The big news however, seems to me to be something like a collapse in Civil War publishing. In 12 years of compiling Civil War Book News, I have never seen a weaker month of releases than February 2009
- and that includes the bump provided by Lincoln Bicentennial releases. March has been better but so far publishers seem to have decided to downplay the ACW list.

Clash of Extremes
There is a new, scholarly study (Clash of Extremes) about what might be called the economic origins of the ACW from Marc Egnal. It seems, from reading the release information, that the author develops a picture of a changing national economy that lowers the cost of political extremism.
Drawing on a wealth of primary and secondary sources, Egnal shows that between 1820 and 1850, patterns of trade and production drew the North and South together and allowed sectional leaders to broker a series of compromises. After midcentury, however, all that changed as the rise of the Great Lakes economy reoriented Northern trade along east-west lines.

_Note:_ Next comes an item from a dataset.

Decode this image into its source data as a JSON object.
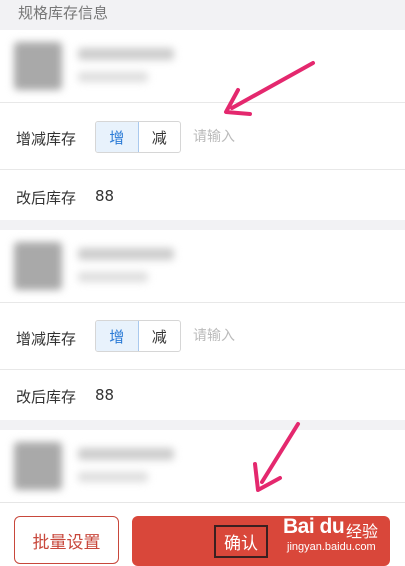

Meanwhile, in the South, soil exhaustion, concerns about the country’s westward expansion, and growing ties between the Upper South and the free states led many cotton planters to contemplate secession.
Note that it seems some of these themes might play on either side of the historiographic fence, blundering generation or inevitability-of-war. Will have to read to find out.

Jack Hinson
On a visceral level, another new book of interest is Jack Hinson's One-Man War. Hinson was a prosperous Kentucky planter who became a bushwacker after finding his sons heads placed on stakes by Union forces.

The author makes Hinson a former friend of Grant who ambushes and kills over 100 men; he credits Hinson also with the destruction of an entire Union supply train as well. Reading the description, one gets the psycho-killer vibe that pervades ACW non-fiction treatments of irregular warfare.

The number of titles issued may be down but material of interest is still coming out.